仮想化技術の普及を背景に、プロアクティブな管理も視野に

必要なネットワーク管理機能をシンプルに提供、米ソーラーウィンズ

2012/07/26

 「より少ない人員で、より多くの複雑化したタスクをこなさなければならないIT部門に、パワフルなツールを提供する」――。米ソーラーウィンズでは、エンタープライズ向けネットワーク管理ソフトウェアを提供している。エンジニアリング担当エグゼクティブバイスプレジデント、アジアパシフィック担当ジェネラルマネージャーを務めるダグ・ヒバード氏は、同社の目的についてこのように語った。

 ソーラーウィンズは、ネットワーク管理にはじまり、ストレージリソースやアプリケーション、ログおよびイベント管理に至るまで、幅広いITシステム管理製品を提供しているベンダだ。5月30日には、主力製品であるネットワーク管理ソフト「SolarWinds Network Performance Monitor(NPM)」の日本語版の提供を開始した。並行して、仮想化環境やモバイル機器といった新たな分野にも手を広げている。

solarwinds01.jpg 米ソーラーウィンズ エンジニアリング担当エグゼクティブバイスプレジデント、アジアパシフィック担当ジェネラルマネージャー ダグ・ヒバード氏

 SolarWinds NPMはエージェントレス型のネットワーク管理ツールだ。インストールすると、ネットワーク内を自動的にスキャンし、どこにどういったネットワーク機器があるかを把握する。そしてSNMPやWMIを介して各機器の死活監視ならびにパフォーマンス監視、統計情報の収集などを行う。さらに、リソースどうしの関係性や依存性を把握して、障害時の問題切り分けを支援する機能も備えている。

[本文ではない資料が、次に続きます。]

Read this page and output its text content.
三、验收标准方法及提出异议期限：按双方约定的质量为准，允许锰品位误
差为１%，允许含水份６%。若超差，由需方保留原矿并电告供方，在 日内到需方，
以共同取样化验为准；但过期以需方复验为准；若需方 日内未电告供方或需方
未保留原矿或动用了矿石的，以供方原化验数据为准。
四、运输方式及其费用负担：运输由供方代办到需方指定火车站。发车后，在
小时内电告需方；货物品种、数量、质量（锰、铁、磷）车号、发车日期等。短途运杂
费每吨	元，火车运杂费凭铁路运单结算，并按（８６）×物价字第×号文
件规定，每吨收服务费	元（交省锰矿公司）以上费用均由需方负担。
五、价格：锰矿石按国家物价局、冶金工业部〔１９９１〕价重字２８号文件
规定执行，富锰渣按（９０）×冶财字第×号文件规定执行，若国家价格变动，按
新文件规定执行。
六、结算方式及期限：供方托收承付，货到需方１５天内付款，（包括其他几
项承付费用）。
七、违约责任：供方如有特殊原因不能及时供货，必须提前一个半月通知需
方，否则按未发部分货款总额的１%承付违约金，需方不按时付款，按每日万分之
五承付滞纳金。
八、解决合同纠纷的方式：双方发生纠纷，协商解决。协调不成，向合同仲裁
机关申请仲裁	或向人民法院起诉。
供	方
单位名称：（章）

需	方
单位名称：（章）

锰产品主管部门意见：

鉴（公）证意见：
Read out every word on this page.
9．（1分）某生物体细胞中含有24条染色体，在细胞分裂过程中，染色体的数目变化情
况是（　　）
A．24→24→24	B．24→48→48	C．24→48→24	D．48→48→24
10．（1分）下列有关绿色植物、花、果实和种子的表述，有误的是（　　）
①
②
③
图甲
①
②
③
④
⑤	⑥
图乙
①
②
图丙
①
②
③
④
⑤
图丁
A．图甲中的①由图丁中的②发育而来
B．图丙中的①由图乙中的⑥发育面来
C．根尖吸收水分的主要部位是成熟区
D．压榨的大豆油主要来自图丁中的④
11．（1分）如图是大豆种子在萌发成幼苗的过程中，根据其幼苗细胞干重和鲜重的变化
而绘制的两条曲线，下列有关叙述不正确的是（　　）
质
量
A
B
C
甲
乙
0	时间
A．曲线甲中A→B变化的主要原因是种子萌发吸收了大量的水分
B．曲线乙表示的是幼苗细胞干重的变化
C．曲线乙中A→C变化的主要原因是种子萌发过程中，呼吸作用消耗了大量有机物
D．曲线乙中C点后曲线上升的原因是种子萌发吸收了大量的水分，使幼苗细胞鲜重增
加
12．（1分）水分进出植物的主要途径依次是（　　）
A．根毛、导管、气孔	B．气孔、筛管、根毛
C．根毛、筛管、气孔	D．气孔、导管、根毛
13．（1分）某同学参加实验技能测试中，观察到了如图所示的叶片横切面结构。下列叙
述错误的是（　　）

 オンプレミスの環境だけでなく、クラウドにまたがって監視、管理することも可能だ。米国のクラウドサービス事業者、Rackspaceも同社のツールを採用しているという。

 SolarWinds NPMは「Orion」というプラットフォーム上に構築されており、その上にモジュールを追加することで、VoIP/WANのSLA監視やネットワーク構成の変更管理、ユーザーデバイスの管理やIPアドレス管理といった機能を追加できるようになっている。いずれも共通のコンソールから管理でき、アラートやレポートも共通だ。

 とはいえこうした管理機能ならば、既存のネットワーク管理ツールも提供済みだ。SolarWinds NPMの特徴は、それをシンプルな形で、かつ優れたコストパフォーマンスで提供していることだとヒバード氏は述べた。

 「日立のJP1やHP OpenView、あるいはCAやTivoliの製品は多機能で知名度も高く、パワフルだが、非常に複雑だ。インストールするにはコンサルタントを交えて数カ月単位の時間がかかってしまう。これに対しSolarWindws NPMは、同等の機能を使いやすい形でローコストに提供する。パッケージをインストールしてから監視を始めるまで、1時間もあれば十分だ。ありとあらゆる機能を提供するわけではなく、IT担当者にとって本当に必要な情報を提供する」(同氏)。

 同時に、無償で利用できる評価版を提供することで、従来のIT管理製品の手が届かなかった中堅中小企業や部門単位での導入につなげていきたいという。

 将来的には、よりプロアクティブに、障害が起こる前にそれを検知できるようにしていきたいとヒバード氏は述べた。仮想化技術が普及してきたいま、この課題はより深刻になっているという。「仮想化技術の普及によってデプロイが簡単になったが、それゆえにどこにどういったリソースがあるかが把握しにくくなってきた。そこで、リソースの利用状況に基づいて兆候を把握したり、仮想化されたリソースの最適化を図れるようにしていきたい」(同氏)。